Dans la région d’Idlib, la partie du pays la plus touchée par le tremblement de terre, des milliers d’habitations ont été éventrées. «Les immeubles construits ces dernières années contiennent plus de sable que de béton. Ils se sont tous effondrés. Imaginez une maison de poupée où l’on voit toutes les pièces car la façade a disparu. Chaque étage risque de s’affaisser à tout moment. Aujourd’hui, des amis dorment dans leur voiture, combattant le froid humide de l’hiver. Démunis, ils remontent chez eux pour aller aux toilettes ou avoir un peu d’eau potable. Ils prient pour que les fissures ne cèdent pas», raconte le quadragénaire. Selon les dernières estimations, 5,3 millions de Syriens et de Syriennes pourraient se retrouver sans abri en conséquence de cette catastrophe naturelle.
Des victimes isolées
Et à l’heure où nous bouclons cet article, le bilan humain s’élève à plus de 4500 morts (en Syrie) selon la chaîne de télévision Al Jazeera. Pour Shady Ammane, ce chiffre cache une réalité encore plus dure. «Il n’y a pas assez d'infrastructures pour les fouilles. La population fait ce qu’elle peut à main nue. Il y a en tout cas trois fois plus de victimes selon les habitants. Le régime n’a pas encore décrété de deuil national ou proposé une trêve.

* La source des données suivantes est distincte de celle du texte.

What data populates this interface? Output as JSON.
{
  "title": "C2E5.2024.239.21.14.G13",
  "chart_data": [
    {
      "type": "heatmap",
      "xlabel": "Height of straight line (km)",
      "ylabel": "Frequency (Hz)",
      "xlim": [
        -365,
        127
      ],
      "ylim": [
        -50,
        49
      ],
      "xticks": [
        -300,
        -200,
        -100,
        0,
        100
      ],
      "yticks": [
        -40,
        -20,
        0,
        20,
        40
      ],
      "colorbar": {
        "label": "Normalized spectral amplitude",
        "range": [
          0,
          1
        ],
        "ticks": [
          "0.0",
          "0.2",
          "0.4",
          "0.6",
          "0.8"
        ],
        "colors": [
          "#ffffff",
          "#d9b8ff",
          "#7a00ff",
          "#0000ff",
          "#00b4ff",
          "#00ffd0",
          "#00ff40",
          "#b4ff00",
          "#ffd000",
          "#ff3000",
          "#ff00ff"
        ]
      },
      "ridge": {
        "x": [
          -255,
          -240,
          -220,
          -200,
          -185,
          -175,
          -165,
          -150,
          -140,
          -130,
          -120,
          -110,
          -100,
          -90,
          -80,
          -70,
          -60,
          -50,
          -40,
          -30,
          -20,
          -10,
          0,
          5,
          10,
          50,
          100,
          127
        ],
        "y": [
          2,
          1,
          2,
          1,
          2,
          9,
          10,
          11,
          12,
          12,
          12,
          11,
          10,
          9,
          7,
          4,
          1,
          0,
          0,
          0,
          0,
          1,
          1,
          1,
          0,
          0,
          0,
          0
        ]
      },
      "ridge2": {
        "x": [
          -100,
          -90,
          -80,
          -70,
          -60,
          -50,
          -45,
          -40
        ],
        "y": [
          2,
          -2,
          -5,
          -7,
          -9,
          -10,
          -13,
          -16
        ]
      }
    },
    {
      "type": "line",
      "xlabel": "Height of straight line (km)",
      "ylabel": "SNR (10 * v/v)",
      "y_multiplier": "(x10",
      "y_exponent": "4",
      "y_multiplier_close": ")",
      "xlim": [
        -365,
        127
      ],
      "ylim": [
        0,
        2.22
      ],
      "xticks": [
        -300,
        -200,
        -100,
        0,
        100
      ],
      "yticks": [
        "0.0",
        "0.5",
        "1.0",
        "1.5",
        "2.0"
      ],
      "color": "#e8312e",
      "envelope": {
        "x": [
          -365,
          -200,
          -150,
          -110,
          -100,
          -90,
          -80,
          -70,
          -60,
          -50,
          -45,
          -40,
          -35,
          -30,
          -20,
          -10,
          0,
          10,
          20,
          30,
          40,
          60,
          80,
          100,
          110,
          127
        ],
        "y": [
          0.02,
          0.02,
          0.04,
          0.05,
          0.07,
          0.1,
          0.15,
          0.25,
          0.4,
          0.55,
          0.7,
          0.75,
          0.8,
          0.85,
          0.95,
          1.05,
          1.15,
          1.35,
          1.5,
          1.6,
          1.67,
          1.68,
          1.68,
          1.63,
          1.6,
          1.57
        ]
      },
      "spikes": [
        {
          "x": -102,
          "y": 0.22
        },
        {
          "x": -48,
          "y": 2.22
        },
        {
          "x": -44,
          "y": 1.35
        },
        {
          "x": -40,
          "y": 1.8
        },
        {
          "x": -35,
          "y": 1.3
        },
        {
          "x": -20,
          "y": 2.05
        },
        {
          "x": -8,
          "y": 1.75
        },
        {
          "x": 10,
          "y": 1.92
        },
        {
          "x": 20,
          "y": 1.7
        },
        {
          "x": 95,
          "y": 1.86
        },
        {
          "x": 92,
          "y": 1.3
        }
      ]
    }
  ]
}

Une violence de plus pour le peuple syrien», ajoute-t-il. Le conflit entre le régime de Bachar el-Assad et les zones dites rebelles ajoute des défis logistiques à l’acheminement de l’aide internationale.
Ces derniers jours, ce territoire coupé du reste du monde est revenu au centre des discussions diplomatiques. «L’Etat syrien bloque tout et centralise les convois à Damas. La redistribution aux victimes des régions touchées n’est pas fiable», déclare encore Shady Ammane. Dénonçant les violations des droits de l’homme, certains pays membres de l’Union européenne ne souhaitent pas directement coopérer avec le gouvernement. «Il faut séparer les considérations politiques de l’impératif humanitaire», insiste Robert Mardini, directeur général du Comité international de la Croix-Rouge au micro de la RTS. Cinq jours après la première secousse, le pouvoir syrien accepte finalement l’envoi de marchandises dans les régions en question, à condition qu’il soit supervisé par le CICR et le Croissant-Rouge syrien.
De Genève à Idlib
Quelles que soient les annonces officielles, le collectif de Shady Ammane ne change pas sa trajectoire. Il cherche de nouveaux itinéraires pour transporter des marchandises jusqu’en Syrie. «Nous sommes en lien avec les Casques blancs (ndlr: les secouristes des zones rebelles, considérés comme des opposants par le régime) et nous allons trouver des entrées même si c’est risqué. Par exemple en passant par l’Irak. Depuis des années, ils traversent clandestinement la frontière pour amener des vivres, que ce soit avec des ânes ou des mobylettes qui roulent la nuit sans phares!»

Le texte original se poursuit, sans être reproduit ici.